Este problema lo discutí recientemente con el Dr. Leon Saul, profesor de siquiatría en la Universidad de Pensilvania. Cuando entrábamos en su despacho, pasaba por el corredor una niñera que llevaba a la nietecita del doctor en un cochecillo. Sonreí a la criatura, de cuatro meses, y ella me sonrió al instante. "¿Lo ve usted?" me dijo el Dr. Saul. "Esta niña sólo ha conocido el amor y no tiene motivo para temer a un extraño". Me recordó que con la mayoría de los adultos la situación es distinta. Es posible que hayan sido víctimas de algún rechazo y permanecen silenciosos para protegerse de un nuevo desaire.

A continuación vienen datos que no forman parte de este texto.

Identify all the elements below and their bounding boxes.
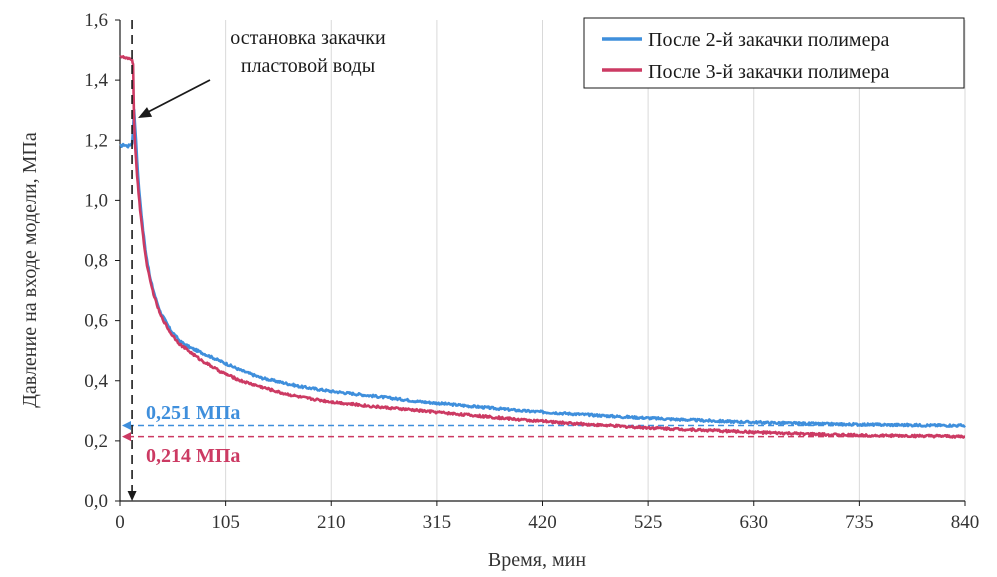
x-tick-label: 840: [951, 512, 980, 533]
vertical-gridlines: [225, 20, 966, 501]
annotation-arrowhead: [138, 107, 153, 118]
x-tick-label: 315: [423, 512, 452, 533]
reference-lines: [122, 421, 965, 442]
reference-label-3: 0,214 МПа: [146, 445, 240, 467]
legend: После 2-й закачки полимера После 3-й зак…: [583, 17, 965, 89]
y-tick-label: 1,2: [84, 130, 108, 151]
x-axis-title: Время, мин: [488, 549, 586, 571]
y-axis-ticks: 0,0 0,2 0,4 0,6 0,8 1,0 1,2 1,4 1,6: [84, 10, 120, 512]
x-tick-label: 420: [528, 512, 557, 533]
y-tick-label: 0,6: [84, 311, 108, 332]
annotation-text-line2: пластовой воды: [241, 55, 375, 77]
y-tick-label: 0,2: [84, 431, 108, 452]
x-axis-ticks: 0 105 210 315 420 525 630 735 840: [115, 501, 979, 533]
annotation: остановка закачки пластовой воды: [127, 20, 386, 501]
y-tick-label: 1,4: [84, 70, 108, 91]
reference-label-2: 0,251 МПа: [146, 402, 240, 424]
y-axis-title: Давление на входе модели, МПа: [19, 132, 41, 408]
y-tick-label: 0,4: [84, 371, 108, 392]
legend-label-series-3: После 3-й закачки полимера: [648, 61, 889, 83]
annotation-arrow: [145, 79, 211, 114]
series-line-3: [119, 55, 966, 439]
y-tick-label: 0,0: [84, 491, 108, 512]
series-line-2: [119, 108, 966, 428]
annotation-text-line1: остановка закачки: [230, 27, 386, 49]
x-tick-label: 525: [634, 512, 663, 533]
x-tick-label: 105: [211, 512, 240, 533]
x-tick-label: 210: [317, 512, 346, 533]
event-marker-arrowhead: [127, 491, 137, 501]
y-tick-label: 1,0: [84, 190, 108, 211]
data-series: [119, 55, 966, 439]
legend-box: [583, 17, 965, 89]
y-tick-label: 0,8: [84, 251, 108, 272]
y-tick-label: 1,6: [84, 10, 108, 31]
x-tick-label: 735: [845, 512, 874, 533]
reference-marker: [122, 432, 131, 442]
x-tick-label: 0: [115, 512, 125, 533]
x-tick-label: 630: [740, 512, 769, 533]
legend-label-series-2: После 2-й закачки полимера: [648, 29, 889, 51]
reference-marker: [122, 421, 131, 431]
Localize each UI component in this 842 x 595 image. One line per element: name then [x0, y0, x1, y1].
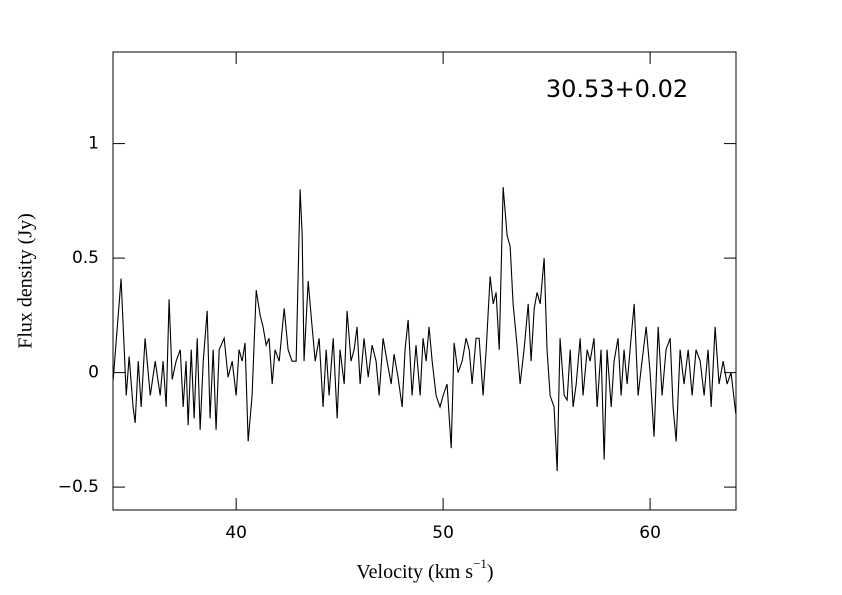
x-label-end: )	[487, 561, 494, 583]
y-tick-label: 1	[88, 134, 99, 154]
x-tick-label: 60	[639, 523, 661, 543]
plot-frame	[112, 51, 737, 511]
x-tick-label: 40	[225, 523, 247, 543]
spectrum-line	[112, 187, 737, 472]
y-axis-label: Flux density (Jy)	[15, 213, 37, 349]
annotation: 30.53+0.02	[546, 75, 688, 103]
x-axis-label: Velocity (km s−1)	[356, 556, 493, 583]
x-label-text: Velocity (km s	[356, 561, 473, 583]
x-label-sup: −1	[473, 556, 487, 571]
x-tick-label: 50	[432, 523, 454, 543]
y-tick-label: 0	[88, 363, 99, 383]
y-tick-label: 0.5	[72, 248, 99, 268]
y-tick-label: −0.5	[58, 477, 99, 497]
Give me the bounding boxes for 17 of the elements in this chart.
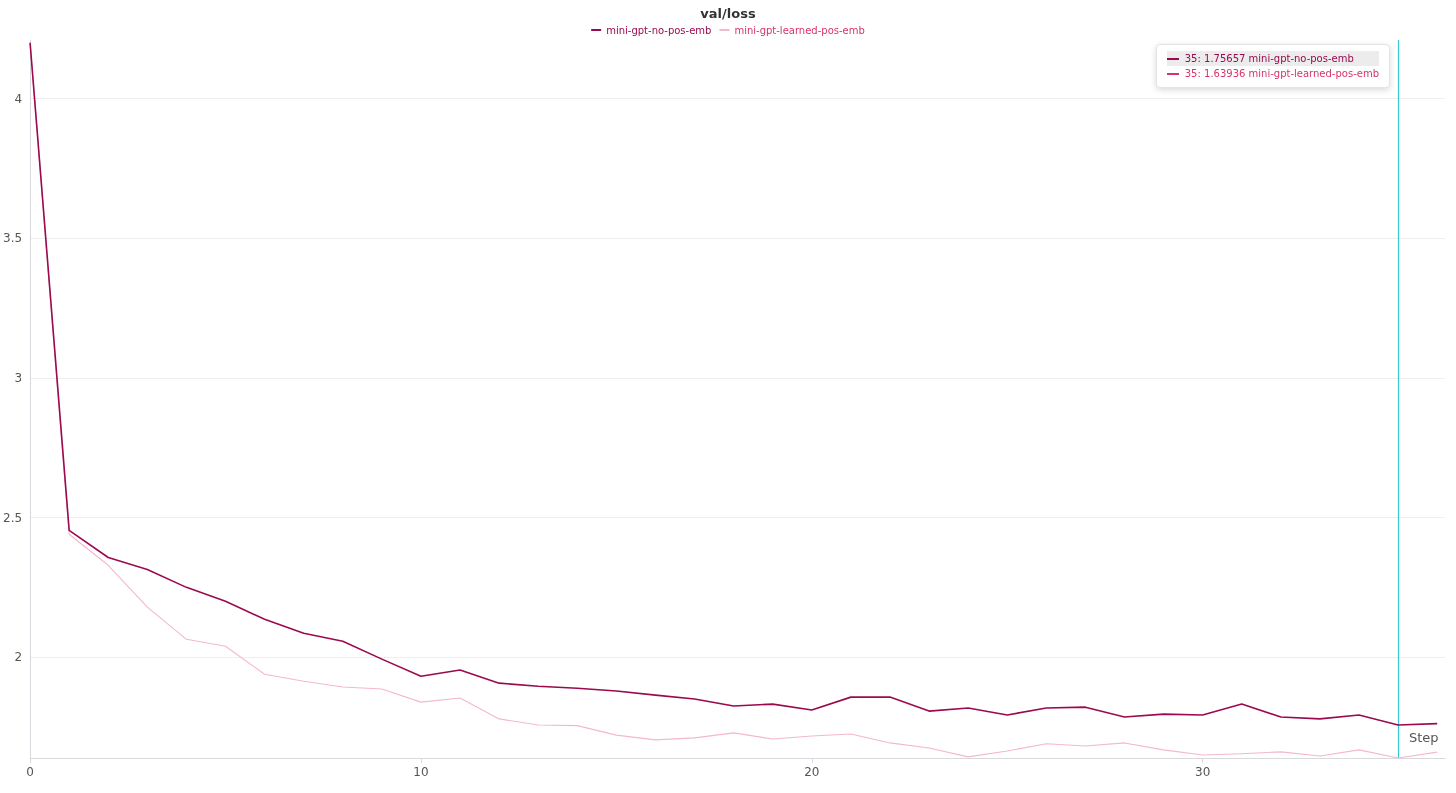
y-tick-label: 2	[14, 650, 23, 665]
y-tick-label: 2.5	[2, 510, 23, 525]
legend-label: mini-gpt-no-pos-emb	[606, 24, 712, 36]
legend-label: mini-gpt-learned-pos-emb	[734, 24, 865, 36]
x-axis-title: Step	[1409, 730, 1439, 745]
y-tick-label: 3.5	[2, 231, 23, 246]
annotation: 35: 1.75657 mini-gpt-no-pos-emb	[1184, 52, 1354, 66]
y-tick-label: 4	[14, 91, 23, 106]
annotation: 35: 1.63936 mini-gpt-learned-pos-emb	[1184, 67, 1379, 81]
x-tick-label: 30	[1195, 765, 1211, 779]
x-tick-label: 0	[26, 765, 34, 779]
x-tick-label: 20	[804, 765, 820, 779]
tooltip-row-highlight: 35: 1.75657 mini-gpt-no-pos-emb	[1166, 51, 1379, 66]
y-tick-label: 3	[14, 370, 23, 385]
chart-title: val/loss	[700, 6, 756, 21]
tooltip-panel: 35: 1.75657 mini-gpt-no-pos-emb 35: 1.63936 mini-gpt-learned-pos-emb	[1155, 44, 1390, 88]
x-tick-label: 10	[413, 765, 429, 779]
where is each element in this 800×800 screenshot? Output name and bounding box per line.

Pocas son las personas que no se han construido un refugio con la palabra o con el silencio. Nos escondemos tras una cortina de observaciones triviales, de cosas viejas repetidas muchas veces; detrás de la erudición o la palabrería propias de alguna profesión; detrás de chistes o falsa alegría cuando estamos tristes.; de una engañosa actividad cuando algo nos emociona; o detrás de una falsa hostilidad cuando en realidad anhelamos amor.
¡Y cómo escuchamos a la defensiva! Si una esposa dice que está fatigada por el quehacer de la casa, el marido lo toma como una sátira a su incapacidad de darle ayuda. Un marido elogia un plato que prepara su madre, y la esposa cree que lo dice porque quisiera que ella se pareciera más a su suegra. Nada estorba tanto la verdadera comunicación como esta suspicacia y esta actitud defensiva.
¿Qué podemos hacer? Podemos tratar de volvernos personas con quienes los demás no tengan miedo de hablar. Y podemos hacernos conocer derribando algunas de las barreras que nos separan de las personas que nos rodean.
Es sorprendentemente fácil derribar tales barreras. Podemos empezar sencillamente por aprender a escuchar. En segundo lugar, podemos tratar de ampliar el radio de nuestros intereses, pues no se puede hablar si uno no tiene nada que decir. Las esposas suelen quejarse de que los maridos, cuando regresan a casa por la noche, no quieren oír la relación de los sucesos cotidianos. ¿Pero es que vale la pena oírlos? En tercer lugar, podemos extender el círculo de las personas con quienes nos comunicamos. Vivimos en un pequeño mundo cerrado, con las pocas personas que conocemos y que son como nosotros. Una manera de aprender a comunicarnos mejor es hablar más a menudo con distintas clases de personas.
Por encima de todo, debemos decir lo que realmente sentimos. Hoy se escribe mucho acerca de que uno no debe hablar de sí mismo; pero cuando honradamente nos revelamos los unos a los otros, sin otro propósito que comprender y ser comprendidos, ¡cómo cambia todo! "No permita que otro le escriba su papel", recomienda el Dr. Abraham Maslow, profesor de sicología en la Universidad Brandeis. "Sea honrado, sea sincero, sea franco".
La verdadera comunicación se establece cuando no sólo aceptamos a los demás, sino que los aceptamos con deleite, tales como son, con sus defectos y sus debilidades. En esos momentos la vida nos ofrece lo mejor. Hemos hecho una pequeña contribución a un mundo en que la gente necesita, como nunca antes, el don de hablarse con perfecta confianza y comprensión.